Ashley Hans Scheirl — Galerie Loevenbruck, Paris
Ashley Hans Scheirl présente une nouvelle exposition à la galerie Loevenbruck qui dresse un pont entre passé et présent, confrontant une pièce de 2009 avec deux peintures récentes au milieu desquelles s’ébattent des installations invasives.
Ashley Hans Scheirl — Tranny’s Pleasures: Pain_things in a Crazy World @ Loevenbruck Gallery from October 22 to December 4, 2021. Learn more Peu d’œuvres mais un condensé qui éblouit son monde avec notamment une composition foudroyante d’ingéniosité, de maîtrise et de « perversion » qui n’est rien d’autre que le nom de la déconstruction par la mise en valeur de la différence. S’il semble, dans l’organisation de l’espace, dans la construction et la conception mêmes de la scénographie, se dégager une forme de modération inattendue dans l’œuvre à la générosité outrancière de Scheirl, la folle raison des organes, la litanie symphonique des renvois et la submersion des sens par la représentation dévoyée de la chair agissent ici en sous-texte et distillent leur force subversive dans un habile contrepoint lancé à l’histoire de l’art.Peinture, sculpture, collage et installation s’emmêlent ici dans un continuum indissociable où la noblesse des pigments broyés voisinent avec la découpe sur panneaux, où l’agglomérat plastique d’un étron monumental qui, caché à l’entrée de l’exposition, se fait presque centre de gravité une fois les premiers mètres franchis.

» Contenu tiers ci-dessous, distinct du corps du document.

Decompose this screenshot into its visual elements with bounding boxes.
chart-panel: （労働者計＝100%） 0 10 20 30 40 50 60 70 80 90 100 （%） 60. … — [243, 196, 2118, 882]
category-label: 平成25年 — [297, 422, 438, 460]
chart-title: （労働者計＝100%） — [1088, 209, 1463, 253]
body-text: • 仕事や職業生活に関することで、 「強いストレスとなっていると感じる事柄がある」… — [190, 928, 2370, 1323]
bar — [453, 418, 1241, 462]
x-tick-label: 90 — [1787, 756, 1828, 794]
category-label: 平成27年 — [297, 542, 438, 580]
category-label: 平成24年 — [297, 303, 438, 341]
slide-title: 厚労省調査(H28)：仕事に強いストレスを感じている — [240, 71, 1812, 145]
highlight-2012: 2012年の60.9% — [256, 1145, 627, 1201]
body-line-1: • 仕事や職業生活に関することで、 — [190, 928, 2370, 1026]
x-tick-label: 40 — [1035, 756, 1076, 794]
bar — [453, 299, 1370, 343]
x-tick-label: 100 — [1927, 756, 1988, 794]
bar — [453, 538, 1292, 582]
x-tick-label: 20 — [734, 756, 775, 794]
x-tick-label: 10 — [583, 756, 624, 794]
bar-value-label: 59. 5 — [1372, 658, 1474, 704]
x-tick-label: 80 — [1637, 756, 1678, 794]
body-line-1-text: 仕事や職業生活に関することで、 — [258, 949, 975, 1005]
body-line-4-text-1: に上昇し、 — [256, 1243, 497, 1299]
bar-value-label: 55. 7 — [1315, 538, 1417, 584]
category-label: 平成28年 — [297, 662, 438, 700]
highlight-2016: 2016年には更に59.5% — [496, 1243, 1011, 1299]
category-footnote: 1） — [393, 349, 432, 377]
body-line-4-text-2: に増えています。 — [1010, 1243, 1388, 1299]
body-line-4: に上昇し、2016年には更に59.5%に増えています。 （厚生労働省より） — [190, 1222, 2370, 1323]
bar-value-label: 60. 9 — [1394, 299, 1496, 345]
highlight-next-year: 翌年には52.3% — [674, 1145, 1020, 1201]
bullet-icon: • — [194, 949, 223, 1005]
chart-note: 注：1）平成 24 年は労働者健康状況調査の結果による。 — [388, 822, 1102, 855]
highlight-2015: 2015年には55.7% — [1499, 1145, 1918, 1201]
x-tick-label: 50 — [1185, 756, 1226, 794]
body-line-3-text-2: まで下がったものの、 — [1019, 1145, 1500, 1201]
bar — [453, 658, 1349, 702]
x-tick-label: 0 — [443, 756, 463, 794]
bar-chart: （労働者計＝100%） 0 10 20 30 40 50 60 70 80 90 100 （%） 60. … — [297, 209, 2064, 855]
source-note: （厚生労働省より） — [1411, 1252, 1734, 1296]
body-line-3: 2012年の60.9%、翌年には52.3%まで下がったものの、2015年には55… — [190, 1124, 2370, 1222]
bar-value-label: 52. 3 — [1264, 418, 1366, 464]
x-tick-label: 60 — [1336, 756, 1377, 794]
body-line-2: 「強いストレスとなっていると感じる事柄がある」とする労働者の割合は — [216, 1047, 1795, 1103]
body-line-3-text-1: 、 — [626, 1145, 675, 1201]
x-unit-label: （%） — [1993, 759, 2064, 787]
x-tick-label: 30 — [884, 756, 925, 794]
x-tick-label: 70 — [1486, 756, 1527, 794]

Ce jeu de contrepoint s’élabore jusque dans la peinture même. À travers le classicisme du médium, derrière la couche de vernis glaçant les coulures et débordements, il est toujours question de perversion, à l’image du nom qu’a adopté l’artiste et son groupe « Proud Perverts » qui essaime au début des années 1990 une création mêlant codes queer, sexualité libre et création outrancière, piochant dans le cinéma de genre, l’illustration régressive et le plaisir de l’échange. Mais plus qu’ailleurs, le champ de bataille mis en place dans sa création a vocation à inventer plus qu’à annuler.
Ici on se décharge, on envoie et on renvoie le plus simplement du monde des liquides et solides qui dessinent des paraboles elliptiques que la terre ne manque pas de rappeler. Comme autant de dépôts maintenus par des forces centrifuges tenant lieu de centres de gravité auxquels laisser s’arrimer notre attention, les œuvres d’Ashley Hans Scheirl s’étendent et se prolongent hors de leur support. Échos bruissant sur des modes variés, ils font de l’exposition un réseau de signes qui ne cessent de s’animer et surtout de se répondre. Les supports ont beau être fixes, les formes semblent en expansion, laissant croître les volumes et les formes plastiques, jamais définitivement prisonnières de leur représentation.
Dans un monde où la conscience ne s’émeut plus des représentations les plus crues et les plus radicales, les embardées d’Ashley Hans Scheirl dans le lexique visuel de la maîtrise des corps, dans le triomphe exutoire et exhibitionniste du capitalisme n’appellent pas à la sidération ; elles dressent un décorum objectif dans son délire, chirurgical dans sa manière d’en écarter la chair. Une réalité qui, détournant le code de l’espace neutre d’exposition accueillant sagement ses œuvres mises à « disposition », devient zone qui nous confronte au reflet jouissif et grotesque d’une vision du monde qui révèle la valeur d’exposition de notre propre corps.
Faisant de chaque visiteur un « objet » de l’exposition sans pour autant réduire sa présentation à quelques pièces d’intérêt purement fonctionnel, Ashley Hans Scheirl fait du parcours l’occasion d’une véritable rencontre et nous place face à ces flux, organiques ou économiques, au sein de celui-ci, nos corps, nos silhouettes, nos choix vestimentaires sont projetés comme acteurs d’une réalité déconstruite.
Sidérant et jouissif, alliant l’organique à l’organisation d’une composition d’une précision terrible, cette formidable présentation à la galerie Loevenbruck. Une manière unique de prendre à rebours la peinture, de jouer de ses débours, de renverser ses focales et ses formes pour introduire un mouvement terriblement beau, à la solennité narquoise, digne d’une cérémonie d’impurificarion.